The US represents the biggest swing of the pendulum, but other large economies take the same direction from free flowing funds.

China has not stopped practicing large-scale financial suppression. Hold non-convertible currencies and manage exchange rates. Using a network of state-controlled or state-influenced banks, businesses and sub-national governments, we guide the flow of credit to outlets as demonstrated by the various economic development doctrines that Beijing has preferred over the years.
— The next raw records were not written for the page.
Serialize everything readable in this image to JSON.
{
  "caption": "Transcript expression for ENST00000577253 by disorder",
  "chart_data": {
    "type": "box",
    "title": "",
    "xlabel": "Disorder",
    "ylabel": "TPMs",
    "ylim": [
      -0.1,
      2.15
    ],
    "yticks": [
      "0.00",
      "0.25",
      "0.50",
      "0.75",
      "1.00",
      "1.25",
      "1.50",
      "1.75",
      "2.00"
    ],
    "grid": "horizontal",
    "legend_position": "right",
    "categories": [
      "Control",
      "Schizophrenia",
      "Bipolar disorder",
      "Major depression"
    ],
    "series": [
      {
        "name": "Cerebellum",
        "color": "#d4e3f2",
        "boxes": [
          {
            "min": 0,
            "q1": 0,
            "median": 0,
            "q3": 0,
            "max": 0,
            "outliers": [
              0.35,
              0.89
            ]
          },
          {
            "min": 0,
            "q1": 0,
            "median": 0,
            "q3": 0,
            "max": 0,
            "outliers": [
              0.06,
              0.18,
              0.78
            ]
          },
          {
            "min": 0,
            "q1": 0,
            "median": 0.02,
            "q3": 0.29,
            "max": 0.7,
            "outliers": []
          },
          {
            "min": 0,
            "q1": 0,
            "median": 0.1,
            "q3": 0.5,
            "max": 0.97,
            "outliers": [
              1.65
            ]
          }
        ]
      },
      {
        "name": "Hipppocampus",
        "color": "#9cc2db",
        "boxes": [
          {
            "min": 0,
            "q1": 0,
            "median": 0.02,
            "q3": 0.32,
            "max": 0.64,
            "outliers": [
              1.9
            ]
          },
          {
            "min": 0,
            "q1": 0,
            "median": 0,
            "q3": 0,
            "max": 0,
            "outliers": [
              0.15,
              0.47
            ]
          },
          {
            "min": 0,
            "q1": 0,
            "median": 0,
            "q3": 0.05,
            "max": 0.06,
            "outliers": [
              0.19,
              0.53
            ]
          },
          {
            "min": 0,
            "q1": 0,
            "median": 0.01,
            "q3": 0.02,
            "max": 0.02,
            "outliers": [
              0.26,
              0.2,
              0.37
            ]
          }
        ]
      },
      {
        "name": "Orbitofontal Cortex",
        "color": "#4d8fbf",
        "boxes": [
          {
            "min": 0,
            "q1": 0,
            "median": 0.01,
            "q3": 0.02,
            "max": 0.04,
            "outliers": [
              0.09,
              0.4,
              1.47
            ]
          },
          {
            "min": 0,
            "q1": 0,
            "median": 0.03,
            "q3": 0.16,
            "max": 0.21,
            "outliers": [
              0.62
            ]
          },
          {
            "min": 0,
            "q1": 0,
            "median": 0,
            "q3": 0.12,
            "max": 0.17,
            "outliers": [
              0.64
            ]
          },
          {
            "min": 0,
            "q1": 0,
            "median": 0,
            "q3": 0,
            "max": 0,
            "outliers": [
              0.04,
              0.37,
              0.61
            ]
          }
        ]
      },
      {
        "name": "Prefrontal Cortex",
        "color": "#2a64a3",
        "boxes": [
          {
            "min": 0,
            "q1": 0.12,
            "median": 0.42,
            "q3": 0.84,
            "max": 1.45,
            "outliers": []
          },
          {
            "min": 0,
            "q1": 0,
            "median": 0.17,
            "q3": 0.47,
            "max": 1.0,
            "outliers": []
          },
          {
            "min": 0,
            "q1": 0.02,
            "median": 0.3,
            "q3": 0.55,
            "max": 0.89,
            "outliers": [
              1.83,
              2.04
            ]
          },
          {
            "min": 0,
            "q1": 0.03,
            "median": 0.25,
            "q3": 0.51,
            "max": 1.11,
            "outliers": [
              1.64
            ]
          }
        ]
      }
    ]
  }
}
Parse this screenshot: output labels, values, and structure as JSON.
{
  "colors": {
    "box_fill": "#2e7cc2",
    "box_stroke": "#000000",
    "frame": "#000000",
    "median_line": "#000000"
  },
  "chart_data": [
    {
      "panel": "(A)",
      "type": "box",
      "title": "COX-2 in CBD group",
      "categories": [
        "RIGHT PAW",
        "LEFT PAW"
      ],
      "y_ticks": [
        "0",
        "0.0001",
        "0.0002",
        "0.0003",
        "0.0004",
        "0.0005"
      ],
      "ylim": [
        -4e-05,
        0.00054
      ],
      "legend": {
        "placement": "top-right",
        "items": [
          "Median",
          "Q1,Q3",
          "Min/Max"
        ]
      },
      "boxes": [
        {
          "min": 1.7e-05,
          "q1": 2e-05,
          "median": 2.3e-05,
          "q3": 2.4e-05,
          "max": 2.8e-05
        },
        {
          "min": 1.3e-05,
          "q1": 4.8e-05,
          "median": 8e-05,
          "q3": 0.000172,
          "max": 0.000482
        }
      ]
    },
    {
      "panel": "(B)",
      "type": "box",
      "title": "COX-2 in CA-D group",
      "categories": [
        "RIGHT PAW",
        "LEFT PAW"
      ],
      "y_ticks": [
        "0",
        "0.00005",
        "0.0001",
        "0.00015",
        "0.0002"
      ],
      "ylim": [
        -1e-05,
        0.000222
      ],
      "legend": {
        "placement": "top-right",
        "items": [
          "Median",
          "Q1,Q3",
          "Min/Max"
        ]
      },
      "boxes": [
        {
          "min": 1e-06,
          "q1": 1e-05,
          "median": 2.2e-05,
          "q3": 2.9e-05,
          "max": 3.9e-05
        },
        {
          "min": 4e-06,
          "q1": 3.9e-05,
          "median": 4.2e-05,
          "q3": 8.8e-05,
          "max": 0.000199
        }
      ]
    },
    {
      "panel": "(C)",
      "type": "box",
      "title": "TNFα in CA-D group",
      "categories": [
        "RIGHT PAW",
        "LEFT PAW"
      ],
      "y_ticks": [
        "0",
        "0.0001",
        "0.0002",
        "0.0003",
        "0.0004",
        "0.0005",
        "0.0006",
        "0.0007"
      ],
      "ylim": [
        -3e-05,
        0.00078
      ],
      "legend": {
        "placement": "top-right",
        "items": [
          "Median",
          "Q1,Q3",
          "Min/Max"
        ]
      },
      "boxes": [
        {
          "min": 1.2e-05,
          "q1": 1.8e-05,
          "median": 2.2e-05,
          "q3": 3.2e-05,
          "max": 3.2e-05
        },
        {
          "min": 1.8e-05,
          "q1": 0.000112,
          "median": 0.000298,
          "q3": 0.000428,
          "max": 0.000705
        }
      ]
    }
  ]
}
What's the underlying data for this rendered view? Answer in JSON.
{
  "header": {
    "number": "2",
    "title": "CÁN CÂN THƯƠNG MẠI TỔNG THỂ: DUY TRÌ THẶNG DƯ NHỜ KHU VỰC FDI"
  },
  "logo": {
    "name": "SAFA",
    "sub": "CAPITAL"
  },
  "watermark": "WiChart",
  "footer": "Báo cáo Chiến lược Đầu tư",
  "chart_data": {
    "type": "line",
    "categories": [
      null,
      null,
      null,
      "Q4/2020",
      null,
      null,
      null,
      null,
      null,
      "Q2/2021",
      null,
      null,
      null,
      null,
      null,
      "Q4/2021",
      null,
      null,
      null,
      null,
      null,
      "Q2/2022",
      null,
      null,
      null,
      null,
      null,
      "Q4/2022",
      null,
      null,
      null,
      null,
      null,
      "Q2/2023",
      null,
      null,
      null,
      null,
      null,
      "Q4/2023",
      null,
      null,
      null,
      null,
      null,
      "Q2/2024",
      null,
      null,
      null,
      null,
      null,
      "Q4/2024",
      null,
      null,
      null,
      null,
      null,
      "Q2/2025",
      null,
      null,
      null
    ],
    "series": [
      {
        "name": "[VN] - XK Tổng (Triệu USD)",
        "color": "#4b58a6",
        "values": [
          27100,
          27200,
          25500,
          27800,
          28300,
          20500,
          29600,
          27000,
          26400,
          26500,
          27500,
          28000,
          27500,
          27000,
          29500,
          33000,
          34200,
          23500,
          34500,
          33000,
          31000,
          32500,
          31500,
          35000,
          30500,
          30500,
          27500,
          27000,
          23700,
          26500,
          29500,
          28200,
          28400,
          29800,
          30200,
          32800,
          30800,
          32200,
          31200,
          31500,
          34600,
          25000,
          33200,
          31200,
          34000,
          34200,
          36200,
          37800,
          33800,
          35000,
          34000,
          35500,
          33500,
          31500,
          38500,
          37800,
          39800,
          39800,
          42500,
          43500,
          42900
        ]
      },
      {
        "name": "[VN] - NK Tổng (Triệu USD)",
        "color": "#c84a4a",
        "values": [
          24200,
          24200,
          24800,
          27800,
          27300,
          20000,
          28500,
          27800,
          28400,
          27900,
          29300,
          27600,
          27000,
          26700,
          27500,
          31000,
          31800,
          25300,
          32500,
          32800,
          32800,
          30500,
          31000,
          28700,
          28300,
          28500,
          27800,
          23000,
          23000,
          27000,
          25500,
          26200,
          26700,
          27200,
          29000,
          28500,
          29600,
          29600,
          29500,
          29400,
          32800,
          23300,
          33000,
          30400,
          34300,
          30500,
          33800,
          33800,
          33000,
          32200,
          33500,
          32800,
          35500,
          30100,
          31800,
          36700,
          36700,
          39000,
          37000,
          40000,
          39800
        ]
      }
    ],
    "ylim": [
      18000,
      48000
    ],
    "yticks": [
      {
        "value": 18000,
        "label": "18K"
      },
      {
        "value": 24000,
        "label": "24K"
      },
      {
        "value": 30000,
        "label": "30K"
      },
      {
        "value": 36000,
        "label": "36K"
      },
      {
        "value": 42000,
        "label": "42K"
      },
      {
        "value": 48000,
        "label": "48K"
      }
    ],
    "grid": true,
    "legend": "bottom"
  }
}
The latter had both success (the electric vehicle industry) and obstacles (house building bubbles). China is also working to replace the dollar-based international payment system.

Europeans have long been purists about free capital mobility, not only originally within the EU single market, but also in other parts of the world. But there, there is a change in attitude.

Influential reports from former Italian Prime Ministers Enrico Letta and Mario Draghi highlighted the Bullock sending hundreds of billions of euros abroad each year. This invites policymakers to adopt measures to redirect financial flows. This is also the agenda for unifying national financial markets.

The purpose of making the euro a more attractive reserve and investment currency is also energised by its appearance of a light-heartedness to Trump’s role in the dollar. A large EU-level borrowing programme appears to be at least conceivable, with an official digital euro ongoing. In parallel, the UK is trying to share pension funds to put more savings into the hands of UK businesses.

Europe may not end up with a completely run-through fiscal oppression, but it is now open season for policies to implement the policies that governments, as well as the market, do what they think are most needed. The reality is that commitment to the climate and digital transition and defense-related infrastructure leave no other options.

What should we do about the return of this fiscal state’s activism?

First, note that financial globalization is already declining. The rapid growth of banks’ cross-border financial claims halted in 2008. Such claims have been reduced to 30% from almost 50% of the global economy in early 2008. It may have been partially offset by non-bank activities, but in any case, it happened without deliberate policies to keep money in the home.

Second, complaints about surplus in other countries could quickly change if a trade war becomes a scramble of capital available worldwide to make it seem like a child’s play.

Third, many things can go wrong. The liberalized finances are not overshadowed by glory (not). However, state-oriented finances are high-risk activities that tend to be misleading as unprotected chronism. Still, that may be necessary. If everyone wants to keep more capital in their homes, it’s even more important to put it in the best possible use.